I like the idea of showing vulnerability in pop music. A lot of pop is very polished, so it's nice to celebrate raw moments as well.
We always see the Instagram filtered life. Everyone's so quick to put a filter on their life. Even a beautiful sunset is not beautiful enough. We have to edit it and put extra color and a filter. We're so busy trying to get everyone to validate us, that what we're forgetting to do is actually validate ourselves. I think it's about accepting that life isn't perfect.
It's funny to see a "no filter" hashtag- it's a reminder that most posts are assumed to have some kind of filter, and moments of clarity are rare.
Exactly. I'm guilty of that, I still sometimes might post stuff like that, but I think sometimes it's good to let people have a look into the real picture. And I know the music video is an "Instagram-filtered" video, because it has been edited, and it's the same with the song. I recorded it until it was perfect. But the bigger picture is the story of the song. And saying, "Running in the rain again with the black dog chasing me," is saying, "I suffer from depression. I feel down." I don't want people to think I have this perfect life and I have no problems. I think we're [all] comparing ourselves to [other people's lives], which is unrealistic. I want people to know I'm insecure, and I feel sad, and I feel down, and I feel happy, and I feel good, like we all do.
You've touched on this a bit already, saying that you want to relay universal, relatable experiences and emotions, but I'm wondering if you have an intended audience for the video?

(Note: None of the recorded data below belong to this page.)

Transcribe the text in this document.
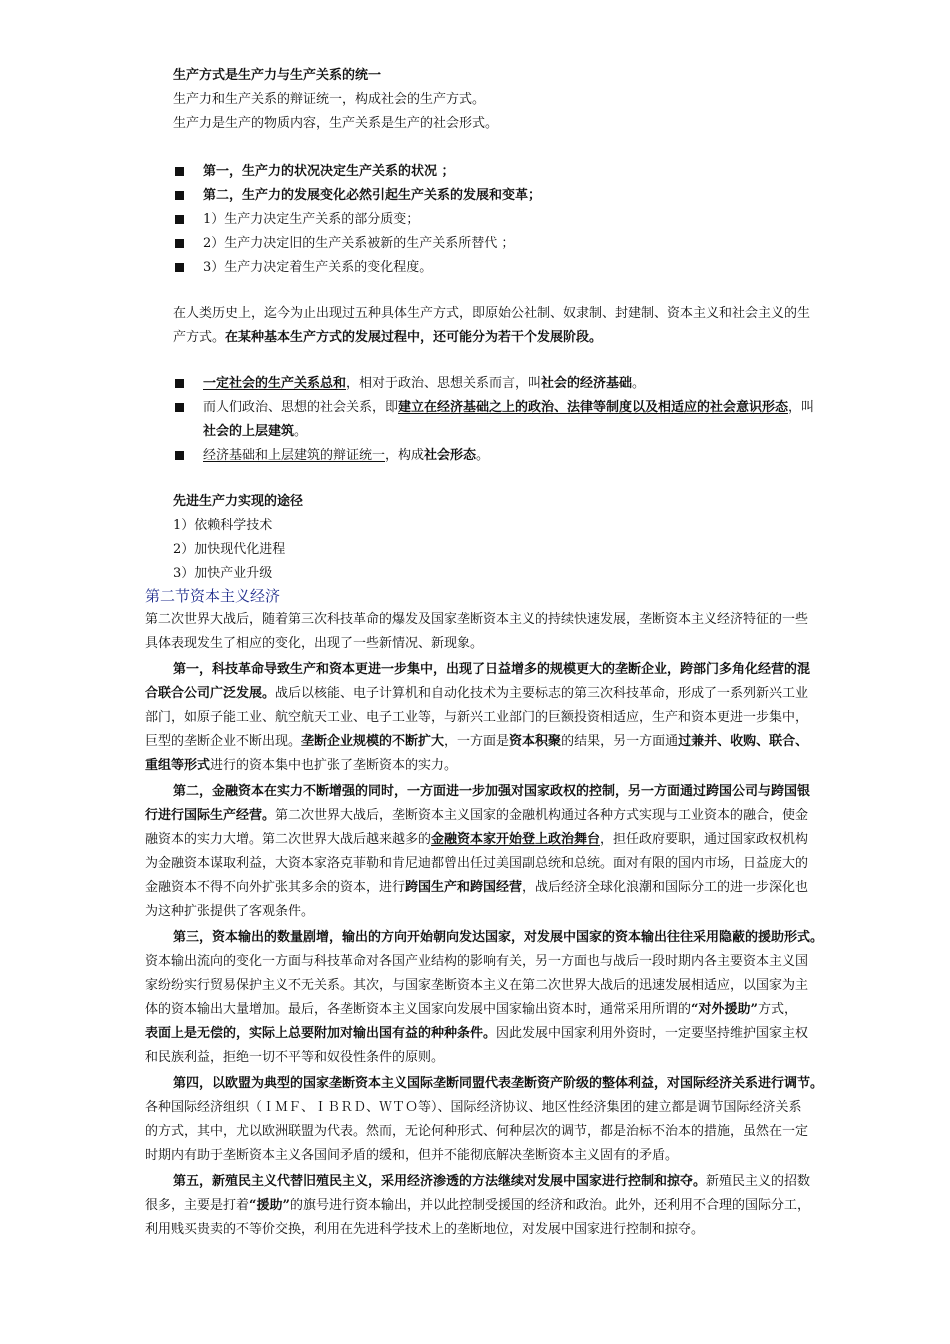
生产方式是生产力与生产关系的统一
生产力和生产关系的辩证统一，构成社会的生产方式。
生产力是生产的物质内容，生产关系是生产的社会形式。
第一，生产力的状况决定生产关系的状况 ；
第二，生产力的发展变化必然引起生产关系的发展和变革；
1）生产力决定生产关系的部分质变；
2）生产力决定旧的生产关系被新的生产关系所替代 ；
3）生产力决定着生产关系的变化程度。
在人类历史上，迄今为止出现过五种具体生产方式，即原始公社制、奴隶制、封建制、资本主义和社会主义的生
产方式。在某种基本生产方式的发展过程中，还可能分为若干个发展阶段。
一定社会的生产关系总和，相对于政治、思想关系而言，叫社会的经济基础。
而人们政治、思想的社会关系，即建立在经济基础之上的政治、法律等制度以及相适应的社会意识形态，叫
社会的上层建筑。
经济基础和上层建筑的辩证统一，构成社会形态。
先进生产力实现的途径
1）依赖科学技术
2）加快现代化进程
3）加快产业升级
第二节资本主义经济
第二次世界大战后，随着第三次科技革命的爆发及国家垄断资本主义的持续快速发展，垄断资本主义经济特征的一些
具体表现发生了相应的变化，出现了一些新情况、新现象。
第一，科技革命导致生产和资本更进一步集中，出现了日益增多的规模更大的垄断企业，跨部门多角化经营的混
合联合公司广泛发展。战后以核能、电子计算机和自动化技术为主要标志的第三次科技革命，形成了一系列新兴工业
部门，如原子能工业、航空航天工业、电子工业等，与新兴工业部门的巨额投资相适应，生产和资本更进一步集中，
巨型的垄断企业不断出现。垄断企业规模的不断扩大，一方面是资本积聚的结果，另一方面通过兼并、收购、联合、
重组等形式进行的资本集中也扩张了垄断资本的实力。
第二，金融资本在实力不断增强的同时，一方面进一步加强对国家政权的控制，另一方面通过跨国公司与跨国银
行进行国际生产经营。第二次世界大战后，垄断资本主义国家的金融机构通过各种方式实现与工业资本的融合，使金
融资本的实力大增。第二次世界大战后越来越多的金融资本家开始登上政治舞台，担任政府要职，通过国家政权机构
为金融资本谋取利益，大资本家洛克菲勒和肯尼迪都曾出任过美国副总统和总统。面对有限的国内市场，日益庞大的
金融资本不得不向外扩张其多余的资本，进行跨国生产和跨国经营，战后经济全球化浪潮和国际分工的进一步深化也
为这种扩张提供了客观条件。
第三，资本输出的数量剧增，输出的方向开始朝向发达国家，对发展中国家的资本输出往往采用隐蔽的援助形式。
资本输出流向的变化一方面与科技革命对各国产业结构的影响有关，另一方面也与战后一段时期内各主要资本主义国
家纷纷实行贸易保护主义不无关系。其次，与国家垄断资本主义在第二次世界大战后的迅速发展相适应，以国家为主
体的资本输出大量增加。最后，各垄断资本主义国家向发展中国家输出资本时，通常采用所谓的“对外援助”方式，
表面上是无偿的，实际上总要附加对输出国有益的种种条件。因此发展中国家利用外资时，一定要坚持维护国家主权
和民族利益，拒绝一切不平等和奴役性条件的原则。
第四，以欧盟为典型的国家垄断资本主义国际垄断同盟代表垄断资产阶级的整体利益，对国际经济关系进行调节。
各种国际经济组织（ＩＭＦ、ＩＢＲＤ、ＷＴＯ等）、国际经济协议、地区性经济集团的建立都是调节国际经济关系
的方式，其中，尤以欧洲联盟为代表。然而，无论何种形式、何种层次的调节，都是治标不治本的措施，虽然在一定
时期内有助于垄断资本主义各国间矛盾的缓和，但并不能彻底解决垄断资本主义固有的矛盾。
第五，新殖民主义代替旧殖民主义，采用经济渗透的方法继续对发展中国家进行控制和掠夺。新殖民主义的招数
很多，主要是打着“援助”的旗号进行资本输出，并以此控制受援国的经济和政治。此外，还利用不合理的国际分工，
利用贱买贵卖的不等价交换，利用在先进科学技术上的垄断地位，对发展中国家进行控制和掠夺。
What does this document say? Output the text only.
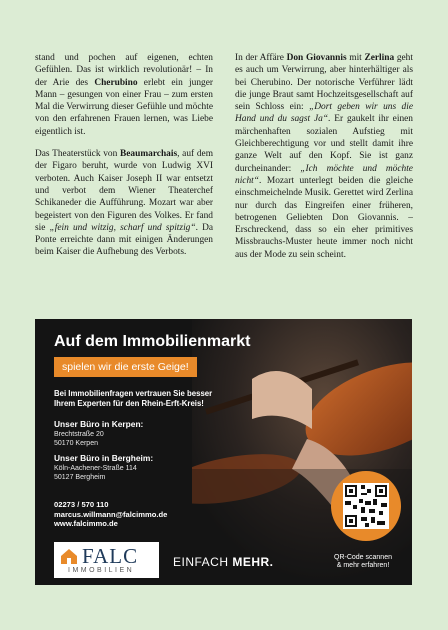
stand und pochen auf eigenen, echten Gefühlen. Das ist wirklich revolutionär! – In der Arie des Cherubino erlebt ein junger Mann – gesungen von einer Frau – zum ersten Mal die Verwirrung dieser Gefühle und möchte von den erfahrenen Frauen lernen, was Liebe eigentlich ist.

Das Theaterstück von Beaumarchais, auf dem der Figaro beruht, wurde von Ludwig XVI verboten. Auch Kaiser Joseph II war entsetzt und verbot dem Wiener Theaterchef Schikaneder die Aufführung. Mozart war aber begeistert von den Figuren des Volkes. Er fand sie „fein und witzig, scharf und spitzig“. Da Ponte erreichte dann mit einigen Änderungen beim Kaiser die Aufhebung des Verbots.

In der Affäre Don Giovannis mit Zerlina geht es auch um Verwirrung, aber hinterhältiger als bei Cherubino. Der notorische Verführer lädt die junge Braut samt Hochzeitsgesellschaft auf sein Schloss ein: „Dort geben wir uns die Hand und du sagst Ja“. Er gaukelt ihr einen märchenhaften sozialen Aufstieg mit Gleichberechtigung vor und stellt damit ihre ganze Welt auf den Kopf. Sie ist ganz durcheinander: „Ich möchte und möchte nicht“. Mozart unterlegt beiden die gleiche einschmeichelnde Musik. Gerettet wird Zerlina nur durch das Eingreifen einer früheren, betrogenen Geliebten Don Giovannis. – Erschreckend, dass so ein eher primitives Missbrauchs-Muster heute immer noch nicht aus der Mode zu sein scheint.

Auf dem Immobilienmarkt
spielen wir die erste Geige!
Bei Immobilienfragen vertrauen Sie besser
Ihrem Experten für den Rhein-Erft-Kreis!
Unser Büro in Kerpen:
Brechtstraße 20
50170 Kerpen
Unser Büro in Bergheim:
Köln-Aachener-Straße 114
50127 Bergheim
02273 / 570 110
marcus.willmann@falcimmo.de
www.falcimmo.de
FALC
IMMOBILIEN
EINFACH MEHR.	QR-Code scannen
& mehr erfahren!
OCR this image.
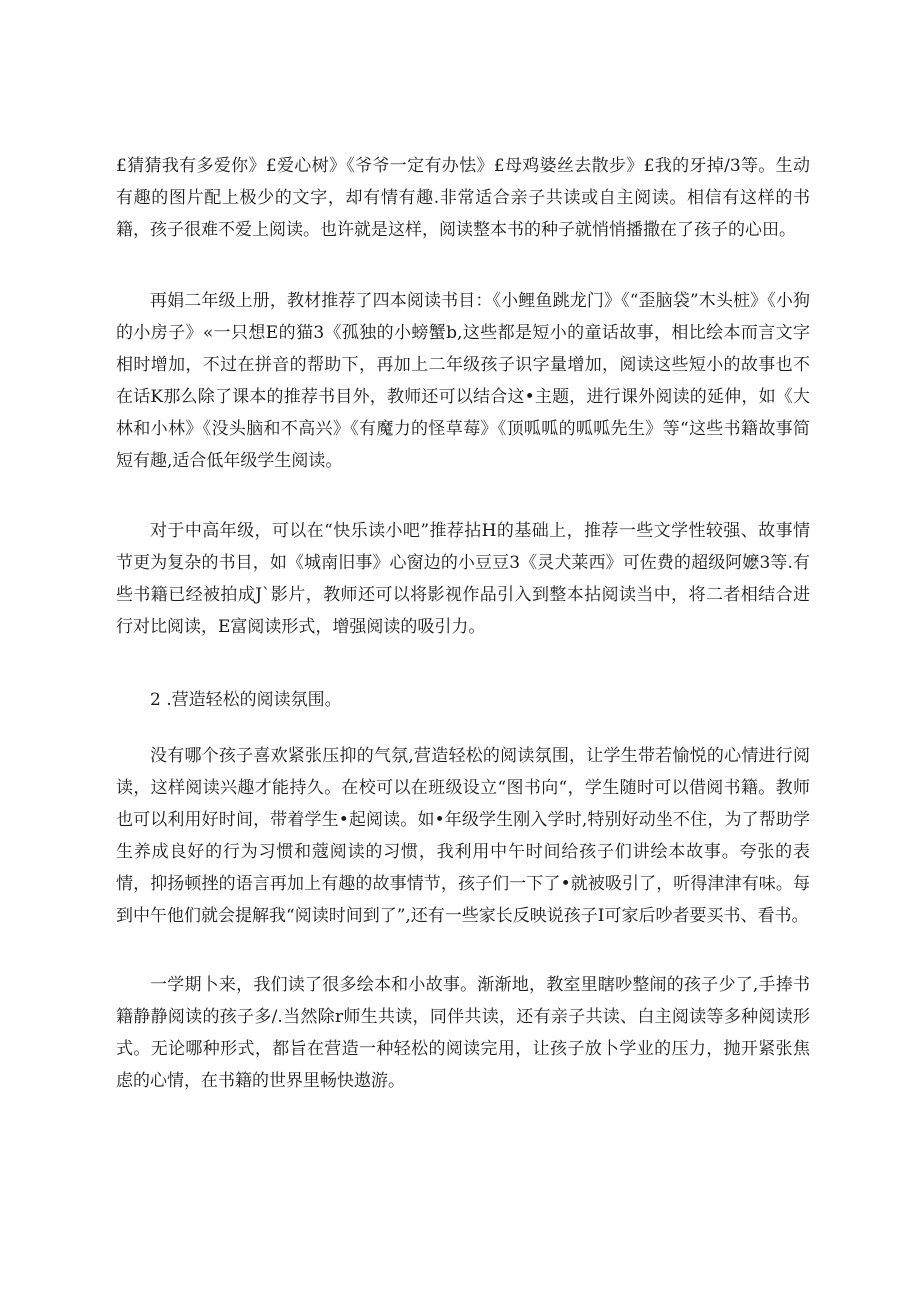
£猜猜我有多爱你》£爱心树》《爷爷一定有办怯》£母鸡婆丝去散步》£我的牙掉/3等。生动有趣的图片配上极少的文字，却有情有趣.非常适合亲子共读或自主阅读。相信有这样的书籍，孩子很难不爱上阅读。也许就是这样，阅读整本书的种子就悄悄播撒在了孩子的心田。

再娟二年级上册，教材推荐了四本阅读书目：《小鲤鱼跳龙门》《“歪脑袋”木头桩》《小狗的小房子》«一只想E的猫3《孤独的小螃蟹b,这些都是短小的童话故事，相比绘本而言文字相时增加，不过在拼音的帮助下，再加上二年级孩子识字量增加，阅读这些短小的故事也不在话K那么除了课本的推荐书目外，教师还可以结合这•主题，进行课外阅读的延伸，如《大林和小林》《没头脑和不高兴》《有魔力的怪草莓》《顶呱呱的呱呱先生》等“这些书籍故事简短有趣,适合低年级学生阅读。

对于中高年级，可以在“快乐读小吧”推荐拈H的基础上，推荐一些文学性较强、故事情节更为复杂的书目，如《城南旧事》心窗边的小豆豆3《灵犬莱西》可佐费的超级阿嬷3等.有些书籍已经被拍成J`影片，教师还可以将影视作品引入到整本拈阅读当中，将二者相结合进行对比阅读，E富阅读形式，增强阅读的吸引力。

2 .营造轻松的阅读氛围。

没有哪个孩子喜欢紧张压抑的气氛,营造轻松的阅读氛围，让学生带若愉悦的心情进行阅读，这样阅读兴趣才能持久。在校可以在班级设立“图书向“，学生随时可以借阅书籍。教师也可以利用好时间，带着学生•起阅读。如•年级学生刚入学时,特别好动坐不住，为了帮助学生养成良好的行为习惯和蔻阅读的习惯，我利用中午时间给孩子们讲绘本故事。夸张的表情，抑扬顿挫的语言再加上有趣的故事情节，孩子们一下了•就被吸引了，听得津津有味。每到中午他们就会提解我“阅读时间到了”,还有一些家长反映说孩子I可家后吵者要买书、看书。

一学期卜来，我们读了很多绘本和小故事。渐渐地，教室里瞎吵整闹的孩子少了,手捧书籍静静阅读的孩子多/.当然除r师生共读，同伴共读，还有亲子共读、白主阅读等多种阅读形式。无论哪种形式，都旨在营造一种轻松的阅读完用，让孩子放卜学业的压力，抛开紧张焦虑的心情，在书籍的世界里畅快遨游。
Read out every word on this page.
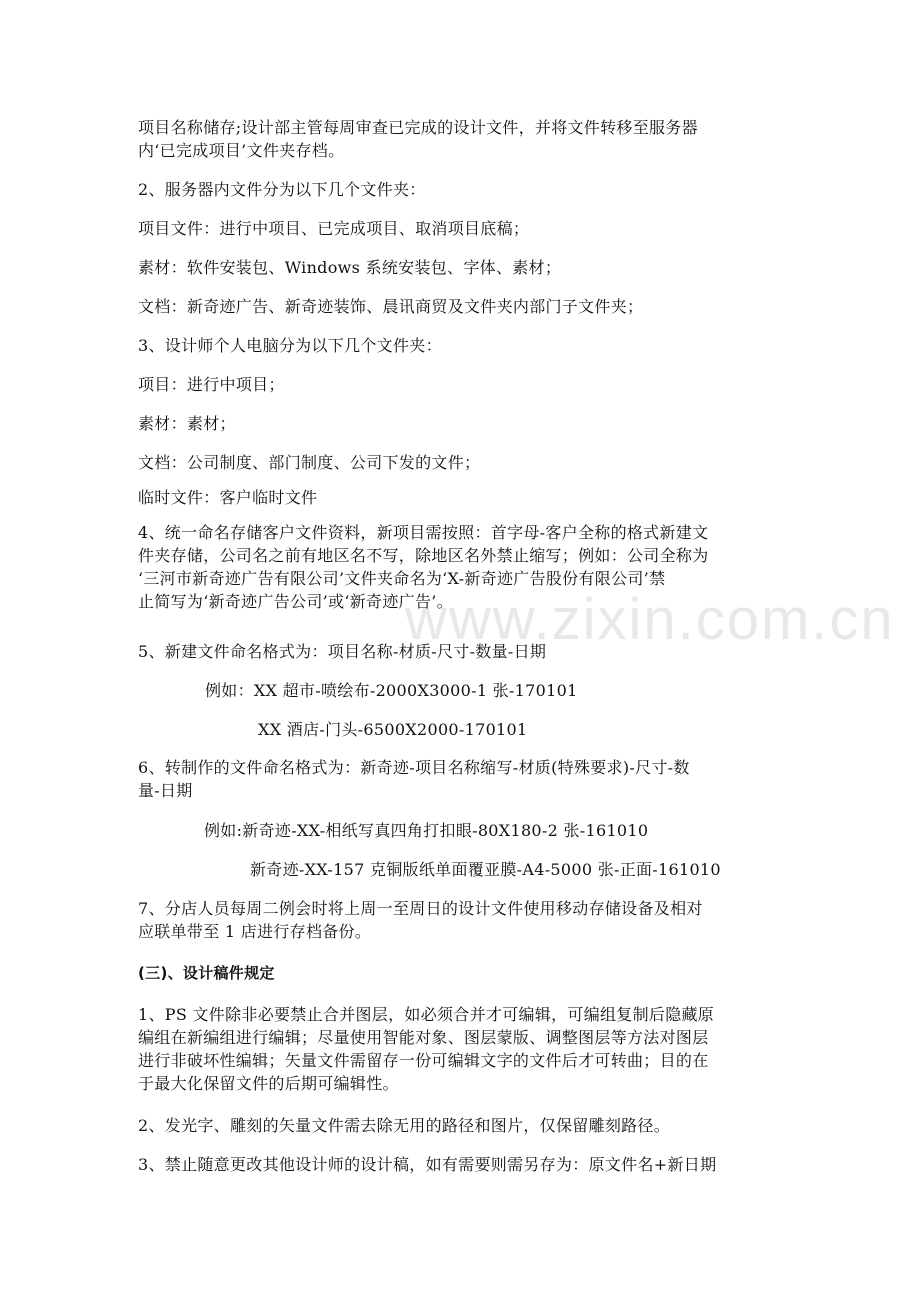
www.zixin.com.cn

项目名称储存;设计部主管每周审查已完成的设计文件，并将文件转移至服务器
内‘已完成项目’文件夹存档。

2、服务器内文件分为以下几个文件夹：

项目文件：进行中项目、已完成项目、取消项目底稿；

素材：软件安装包、Windows 系统安装包、字体、素材；

文档：新奇迹广告、新奇迹装饰、晨讯商贸及文件夹内部门子文件夹；

3、设计师个人电脑分为以下几个文件夹：

项目：进行中项目；

素材：素材；

文档：公司制度、部门制度、公司下发的文件；

临时文件：客户临时文件

4、统一命名存储客户文件资料，新项目需按照：首字母-客户全称的格式新建文
件夹存储，公司名之前有地区名不写，除地区名外禁止缩写；例如：公司全称为
‘三河市新奇迹广告有限公司’文件夹命名为‘X-新奇迹广告股份有限公司’禁
止简写为‘新奇迹广告公司’或‘新奇迹广告’。

5、新建文件命名格式为：项目名称-材质-尺寸-数量-日期

例如：XX 超市-喷绘布-2000X3000-1 张-170101

XX 酒店-门头-6500X2000-170101

6、转制作的文件命名格式为：新奇迹-项目名称缩写-材质(特殊要求)-尺寸-数
量-日期

例如:新奇迹-XX-相纸写真四角打扣眼-80X180-2 张-161010

新奇迹-XX-157 克铜版纸单面覆亚膜-A4-5000 张-正面-161010

7、分店人员每周二例会时将上周一至周日的设计文件使用移动存储设备及相对
应联单带至 1 店进行存档备份。

(三)、设计稿件规定

1、PS 文件除非必要禁止合并图层，如必须合并才可编辑，可编组复制后隐藏原
编组在新编组进行编辑；尽量使用智能对象、图层蒙版、调整图层等方法对图层
进行非破坏性编辑；矢量文件需留存一份可编辑文字的文件后才可转曲；目的在
于最大化保留文件的后期可编辑性。

2、发光字、雕刻的矢量文件需去除无用的路径和图片，仅保留雕刻路径。

3、禁止随意更改其他设计师的设计稿，如有需要则需另存为：原文件名+新日期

I just want someone to be entertained. For that 3 minutes that they look at the video, I want them to smile. That's my goal because that means for those 3 minutes, they're not thinking about most of the shit that's stressing them out in their life, or they're not thinking about the bills they have to pay, or they're not worrying about the exam results. That's my ultimate goal [with the video] and with live shows. I'm going to take you away on a journey so you can forget everything going on in the outside world. I think also the younger generation, millennials, because we are the generation of tomorrow, we are ultimately the people who can change the future most, so I think it would be great for them to see it because they've grown up in the digital age.